Greift Rechtsschutzversicherung?

Hallo,

ich möchte einen Rechtsschutzfall meiner Rechtsschutzversicherung melden und eine Deckungszusage bekommen. Werde ich damit Erfolg haben?

Folgender Sachverhalt: Ich habe eine Rechtsschutzversicherung abgeschlossen, die auch in erbrechtlichen Streitigkeiten bis zu 25.000 € Streitkosten zahlt.
Abweichend von der üblichen Rechtsschutzversicherung ist der Rechtsschutzfall bei meiner Rechtsschutzversicherung in dem Zeitpunkt eingetreten, in dem der Versicherte oder ein anderer einen Verstoß gegen Rechtspflichten oder Rechtsvorschriften
begangen haben oder begangen haben soll.

(Bei der üblichen Rechtsschtzversicherung ist der Rechtsschutzfall im Erbrecht mit dem Todesfall des Erblassers eingetreten).

Zur Sache an sich: Vor 9 Monaten ist in der Familie ein Todesfall eingetreten und ich bin enterbt worden und habe Pflichtteilsansprüche gegenüber der Alleinerbin geltend gemacht.

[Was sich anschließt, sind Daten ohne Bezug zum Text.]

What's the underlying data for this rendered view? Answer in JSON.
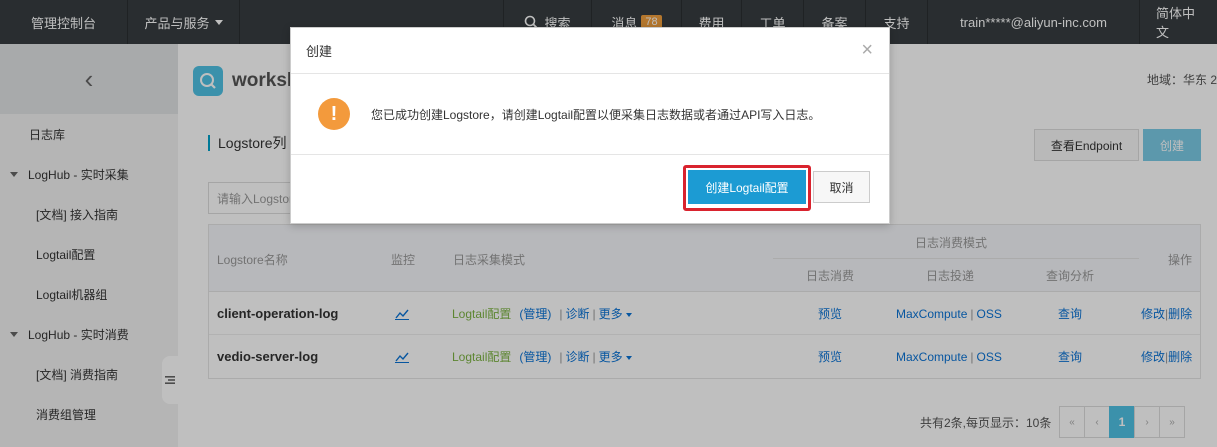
{
  "topbar": {
    "brand": "管理控制台",
    "products": "产品与服务",
    "search": "搜索",
    "messages": "消息",
    "messages_count": "78",
    "billing": "费用",
    "ticket": "工单",
    "filing": "备案",
    "support": "支持",
    "account": "train*****@aliyun-inc.com",
    "language": "简体中文"
  },
  "sidebar": {
    "back_glyph": "‹",
    "items": [
      {
        "label": "日志库"
      },
      {
        "label": "LogHub - 实时采集"
      },
      {
        "label": "[文档] 接入指南"
      },
      {
        "label": "Logtail配置"
      },
      {
        "label": "Logtail机器组"
      },
      {
        "label": "LogHub - 实时消费"
      },
      {
        "label": "[文档] 消费指南"
      },
      {
        "label": "消费组管理"
      }
    ]
  },
  "main": {
    "project_title": "worksh",
    "region": "地域：华东 2",
    "section_title": "Logstore列",
    "endpoint_button": "查看Endpoint",
    "create_button": "创建",
    "search_placeholder": "请输入Logstore"
  },
  "table": {
    "headers": {
      "name": "Logstore名称",
      "monitor": "监控",
      "collect_mode": "日志采集模式",
      "consume_mode": "日志消费模式",
      "consume": "日志消费",
      "ship": "日志投递",
      "query": "查询分析",
      "actions": "操作"
    },
    "rows": [
      {
        "name": "client-operation-log",
        "logtail": "Logtail配置",
        "manage": "(管理)",
        "sep1": "|",
        "diagnose": "诊断",
        "sep2": "|",
        "more": "更多",
        "preview": "预览",
        "maxcompute": "MaxCompute",
        "sep3": "|",
        "oss": "OSS",
        "query": "查询",
        "modify": "修改",
        "sep4": "|",
        "delete": "删除"
      },
      {
        "name": "vedio-server-log",
        "logtail": "Logtail配置",
        "manage": "(管理)",
        "sep1": "|",
        "diagnose": "诊断",
        "sep2": "|",
        "more": "更多",
        "preview": "预览",
        "maxcompute": "MaxCompute",
        "sep3": "|",
        "oss": "OSS",
        "query": "查询",
        "modify": "修改",
        "sep4": "|",
        "delete": "删除"
      }
    ]
  },
  "pagination": {
    "summary": "共有2条,每页显示：10条",
    "first": "«",
    "prev": "‹",
    "current": "1",
    "next": "›",
    "last": "»"
  },
  "modal": {
    "title": "创建",
    "close": "×",
    "message": "您已成功创建Logstore，请创建Logtail配置以便采集日志数据或者通过API写入日志。",
    "ok_button": "创建Logtail配置",
    "cancel_button": "取消"
  },
  "colors": {
    "topbar": "#373d41",
    "accent": "#1c9bd3",
    "warning": "#f39a3c",
    "highlight": "#d9232e"
  }
}
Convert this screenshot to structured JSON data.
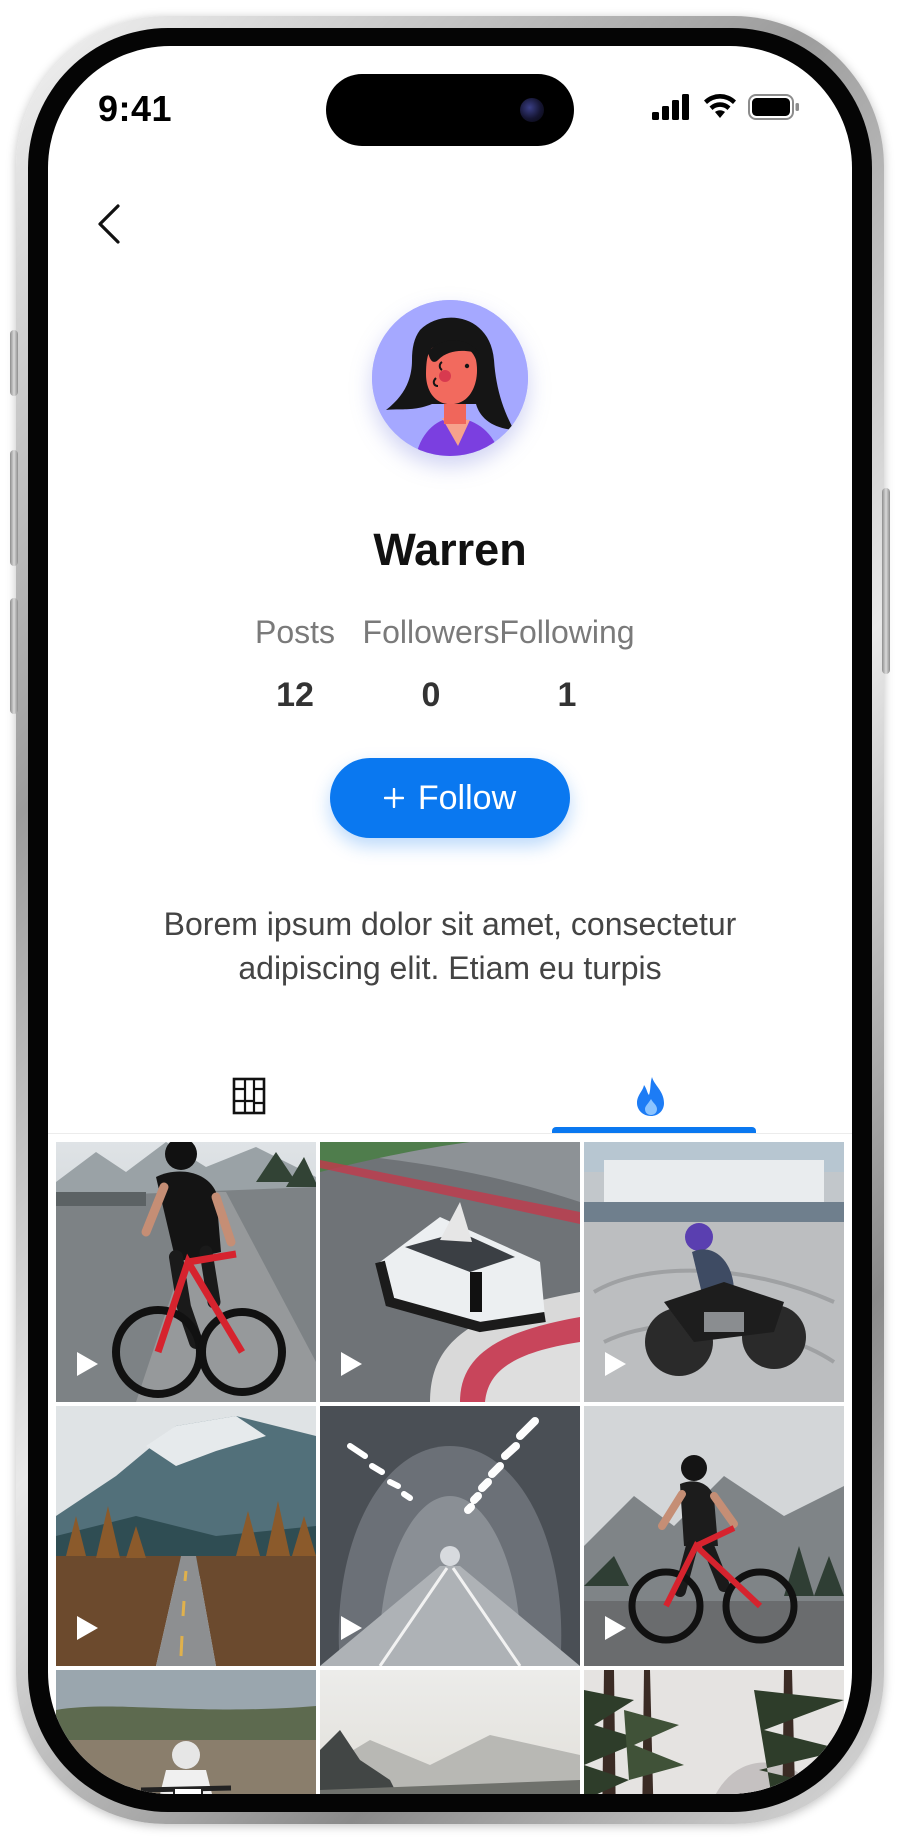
{
  "status_bar": {
    "time": "9:41",
    "icons": [
      "signal-icon",
      "wifi-icon",
      "battery-icon"
    ]
  },
  "nav": {
    "back_icon": "chevron-left-icon"
  },
  "profile": {
    "name": "Warren",
    "avatar": "avatar-illustration",
    "stats": [
      {
        "label": "Posts",
        "value": "12"
      },
      {
        "label": "Followers",
        "value": "0"
      },
      {
        "label": "Following",
        "value": "1"
      }
    ],
    "follow_label": "Follow",
    "follow_icon": "plus-icon",
    "bio": "Borem ipsum dolor sit amet, consectetur adipiscing elit. Etiam eu turpis"
  },
  "tabs": [
    {
      "icon": "grid-layout-icon",
      "active": false
    },
    {
      "icon": "flame-icon",
      "active": true
    }
  ],
  "media_grid": [
    {
      "subject": "cyclist on road",
      "icon": "play-icon"
    },
    {
      "subject": "race car on track",
      "icon": "play-icon"
    },
    {
      "subject": "motorcycle drifting",
      "icon": "play-icon"
    },
    {
      "subject": "mountain road",
      "icon": "play-icon"
    },
    {
      "subject": "tunnel",
      "icon": "play-icon"
    },
    {
      "subject": "cyclist in mountains",
      "icon": "play-icon"
    },
    {
      "subject": "dirt bike rider",
      "icon": null
    },
    {
      "subject": "misty valley road",
      "icon": null
    },
    {
      "subject": "misty forest",
      "icon": null
    }
  ],
  "colors": {
    "accent": "#0a78f0",
    "avatar_bg": "#a5a8ff",
    "text_primary": "#111111",
    "text_secondary": "#7a7a7a"
  }
}
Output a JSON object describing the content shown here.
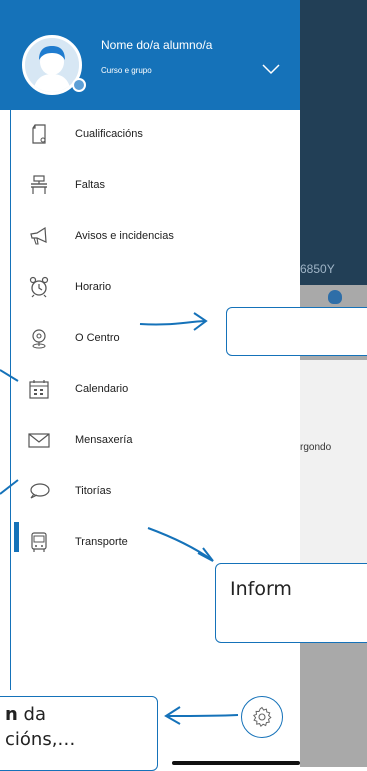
{
  "background_app": {
    "code_fragment": "6850Y",
    "text_fragment": "rgondo"
  },
  "drawer": {
    "student_name": "Nome do/a alumno/a",
    "course": "Curso e grupo",
    "header_color": "#1572b9",
    "expand_icon": "chevron-down-icon"
  },
  "menu": {
    "items": [
      {
        "label": "Cualificacións",
        "icon": "grades-document-icon"
      },
      {
        "label": "Faltas",
        "icon": "school-desk-icon"
      },
      {
        "label": "Avisos e incidencias",
        "icon": "megaphone-icon"
      },
      {
        "label": "Horario",
        "icon": "alarm-clock-icon"
      },
      {
        "label": "O Centro",
        "icon": "location-pin-icon"
      },
      {
        "label": "Calendario",
        "icon": "calendar-icon"
      },
      {
        "label": "Mensaxería",
        "icon": "envelope-icon"
      },
      {
        "label": "Titorías",
        "icon": "chat-bubble-icon"
      },
      {
        "label": "Transporte",
        "icon": "bus-icon"
      }
    ],
    "active_index": 8
  },
  "annotations": {
    "callout_2_text": "Inform",
    "callout_3_bold": "n",
    "callout_3_line1_rest": " da",
    "callout_3_line2": "cións,…"
  },
  "settings": {
    "icon": "gear-icon"
  }
}
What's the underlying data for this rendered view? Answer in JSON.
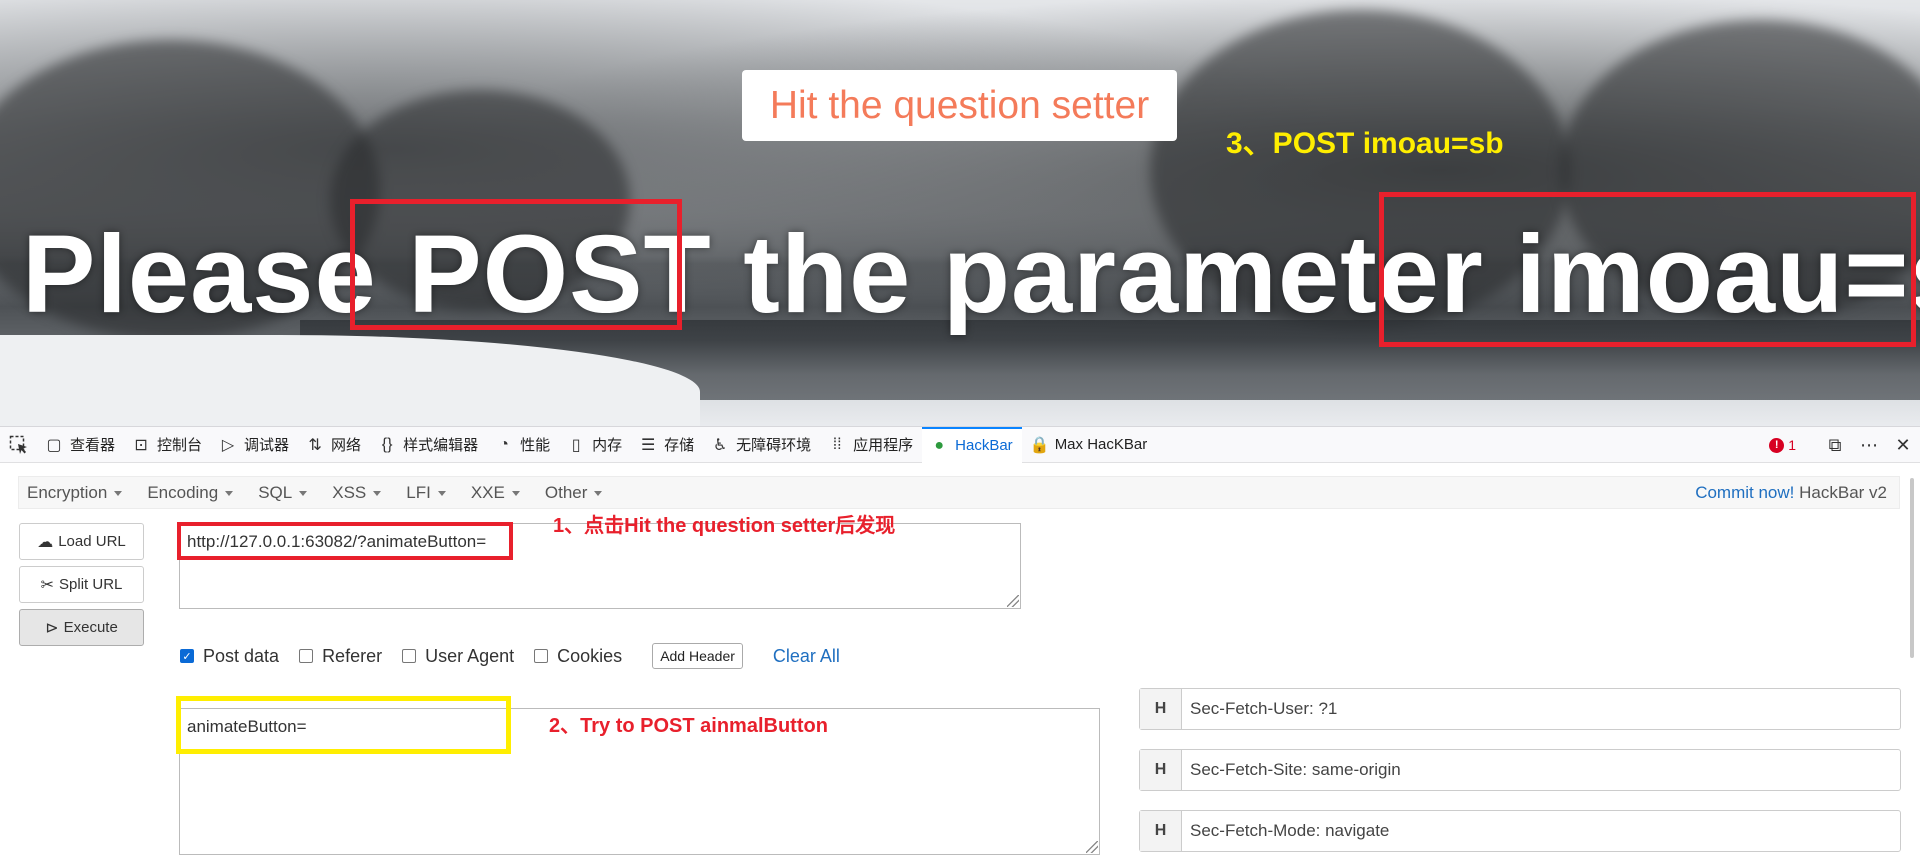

Diese hat eine Anwältin eingeschaltet, damit diese die Angelegenheit für die Alleinerbin abwickelt (Vollmacht über außergerichtliche Vertretung). Bis jetzt lief alles reibungslos. Ich habe bereits eine Abschlagszahlung erhalten und jetzt sind leider Meinungsverschiedenheiten bzgl. der Bewertung von Pflichtteilsergänzungsansprüchen aufgetreten. Ich werde ohne Anwalt nicht zurecht kommen.
Wann ist der Rechtsschutzfall hier eingetreten?
Mit Einschalten der Rechtsanwätin durch die Alleinerbin oder erst bei den Differenzen bzgl. der Berechnung der Pflichtteilsergänzungsansprüche??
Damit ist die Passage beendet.